NHS trusts not allowed to seek alternative patient record systems

Department of Health rejects MPs calls for six-month deadline on rollout of summary care records

Patient record systems are behind schedule

The government has brushed aside calls for acute hospital trusts to be allowed to implement alternative electronic patient record systems if the £12.7bn NHS National Programme for IT (NPfIT) does not make sufficient progress with its own software.

The Commons Public Accounts Committee (PAC) called for NPfIT to be given a six-month deadline to make progress on the much-delayed summary care records project in a critical report published in January.

The report had warned that the programme "is not providing value for money because there have been very few successful deployments of the Millennium system and none of Lorenzo in any acute trusts".

The committee MPs said trusts could not be expected to take on the burden of deploying care record systems that do not work effectively and called on the Department of Health (DoH) to assess the financial case for allowing trusts to put forward applications for central funding for alternatives compatible with the overall programme.

But in a formal response to the PAC report this month, the DoH agreed trusts could not be expected to deploy systems that are not working effectively but made it clear "the department does not agree the six-month timetable".

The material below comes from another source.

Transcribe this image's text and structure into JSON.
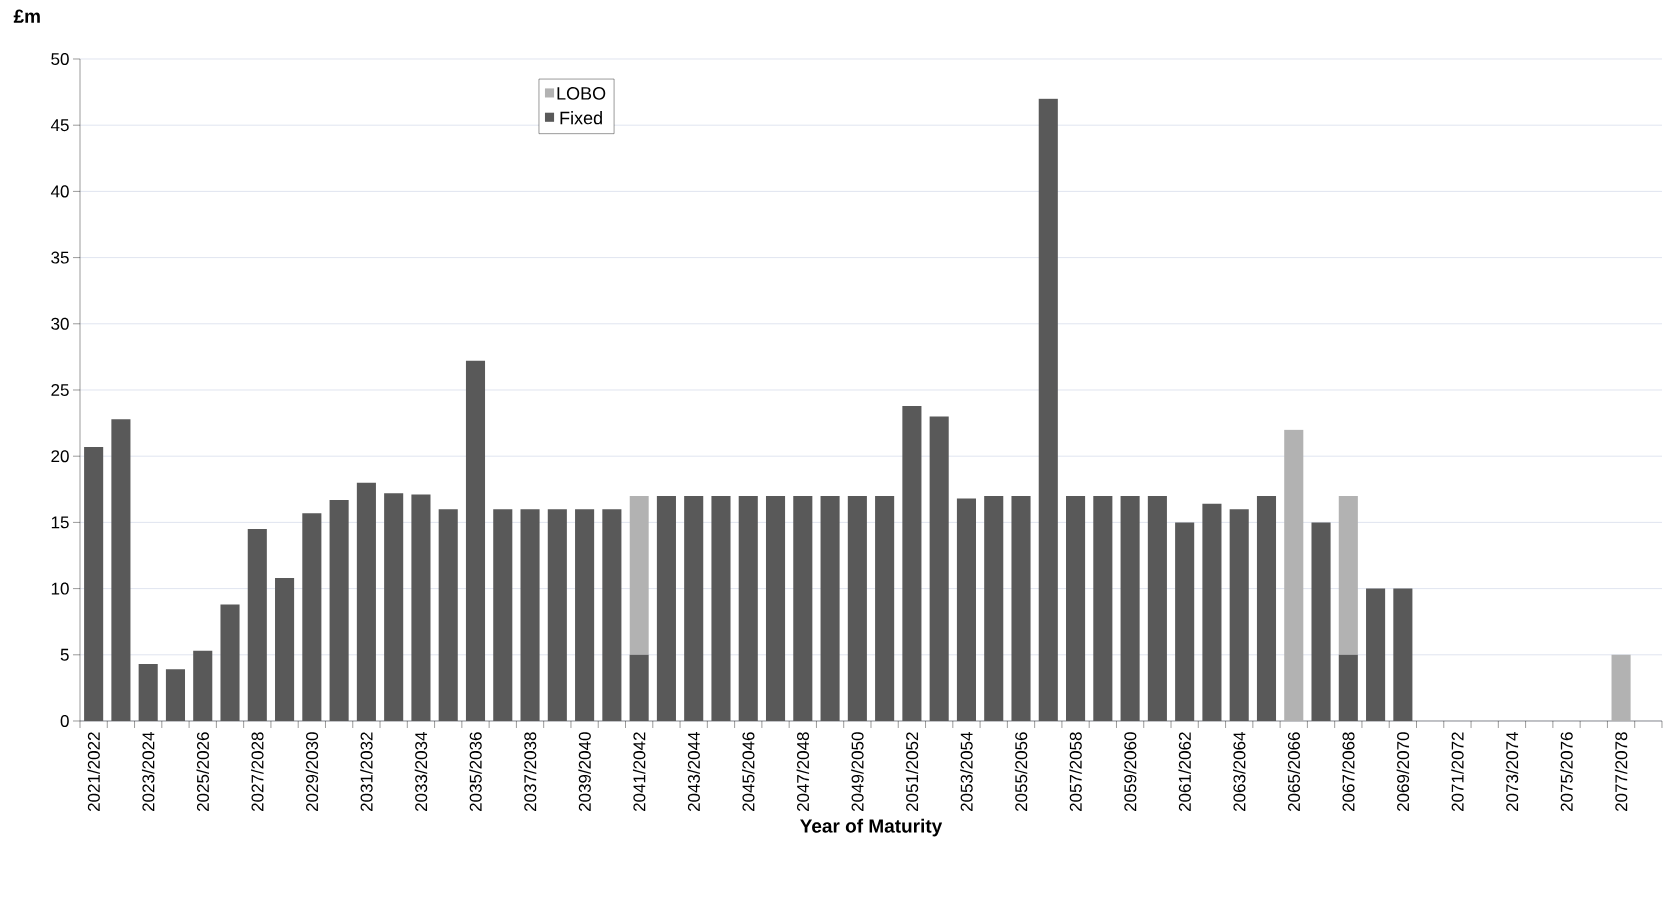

Officials regretted the deployment of IT systems to support acute hospitals through the NHS Care Records Service "has taken longer than expected" but denied the programme is not providing value for money because "many elements... have been delivered and are working successfully" and the taxpayer is protected by the principle of "payment on delivery".

DoH said it remains confident Cerner's Millennium and iSOFT's Lorenzo will work effectively once development and testing have been completed and agreed that trusts will not be expected to take the software until they do work.

And the department accepted the position on deployment of care records " needs to improve appreciably" over coming months. It also admitted no decisions have yet been taken on placing contracts for the South region since the termination of Fujitsu's contract last year.